Voci della strada
"Fatto è un aggettivo che descrive chi in quel momento sta vivendo, diciamo, una realtà un po' alternativa, i cui sensi sono un po' alterati da varie sostanze, ed è un tutt'uno col divano, col muro o con qualsiasi superficie morbida disposta ad accoglierlo. Quindi, per esempio, si può dire, ma quello è completamente fatto, sta fissando il muro da mezz'ora senza sbattere le ciglia, cioè è proprio in un'altra dimensione."
Cosa significa
Fatto si dice di chi viaggia su un binario tutto suo, lontano dalla cronaca terrestre, dopo una canna ben girata, una pasticca incauta o anche solo dopo dodici ore filate di Netflix coi snack stesi sul divano. Lo sguardo è altrove, le risposte arrivano in ritardo di due secondi, e tutto quel che dici lo trova straordinariamente profondo, anche quando hai semplicemente chiesto di passare il sale.
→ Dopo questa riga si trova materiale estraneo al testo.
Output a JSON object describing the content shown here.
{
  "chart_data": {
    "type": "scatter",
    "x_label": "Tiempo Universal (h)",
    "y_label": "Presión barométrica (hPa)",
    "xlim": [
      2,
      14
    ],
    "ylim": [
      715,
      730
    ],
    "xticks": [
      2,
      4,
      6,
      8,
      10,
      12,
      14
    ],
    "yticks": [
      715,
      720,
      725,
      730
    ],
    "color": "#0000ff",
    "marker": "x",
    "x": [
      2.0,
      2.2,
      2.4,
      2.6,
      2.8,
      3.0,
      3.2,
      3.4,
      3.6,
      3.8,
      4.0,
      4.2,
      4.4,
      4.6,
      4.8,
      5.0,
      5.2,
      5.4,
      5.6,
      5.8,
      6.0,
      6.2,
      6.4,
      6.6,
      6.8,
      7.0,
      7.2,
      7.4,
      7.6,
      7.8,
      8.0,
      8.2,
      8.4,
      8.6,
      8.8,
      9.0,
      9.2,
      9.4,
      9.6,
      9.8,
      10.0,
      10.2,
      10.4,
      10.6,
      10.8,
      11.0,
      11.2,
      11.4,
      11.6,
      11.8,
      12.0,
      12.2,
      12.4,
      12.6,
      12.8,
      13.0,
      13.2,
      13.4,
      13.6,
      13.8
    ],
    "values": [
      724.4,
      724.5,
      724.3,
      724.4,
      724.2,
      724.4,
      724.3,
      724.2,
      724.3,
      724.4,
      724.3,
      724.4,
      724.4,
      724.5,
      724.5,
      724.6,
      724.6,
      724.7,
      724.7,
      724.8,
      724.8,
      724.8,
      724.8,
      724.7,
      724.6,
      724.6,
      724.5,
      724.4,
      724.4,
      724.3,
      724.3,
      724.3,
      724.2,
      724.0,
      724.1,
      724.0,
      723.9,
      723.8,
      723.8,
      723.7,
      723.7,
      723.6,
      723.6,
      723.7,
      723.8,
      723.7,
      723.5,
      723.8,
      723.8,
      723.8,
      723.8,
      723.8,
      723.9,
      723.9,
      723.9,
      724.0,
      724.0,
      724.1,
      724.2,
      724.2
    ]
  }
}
Stato umano in formato vacanza, riconoscibile a tre metri.
Esempi d'uso
"È completamente fatto, sta fissando il muro da mezz’ora senza sbattere le ciglia."
"Il cugino è arrivato al pranzo della cresima totalmente fatto, ha riso per dieci minuti del segnaposto a forma di colomba e ha chiesto tre volte se i grissini erano commestibili o solo decorativi."
"A mezzanotte sul divano del cugino c’erano cinque amici fatti come bocce, uno cercava il telecomando dentro il cuscino del divano, un altro spiegava la teoria del big bang al gatto, e tutti pensavano fosse un capolavoro filosofico in diretta."
Da dove viene
Il significato gergale di fatto come alterato dalla droga compare nell’italiano colloquiale degli anni sessanta, parallelo all’inglese stoned. Il participio passato del verbo fare ha la stessa polisemia in entrambe le lingue, dove qualcuno fatto è uno completato, terminato, raggiunto: l’immagine è di chi è arrivato al limite del proprio stato di coscienza ordinario. Il termine si è diffuso prima nelle riviste underground del Sessantotto e poi nel parlato giovanile di tutta Italia.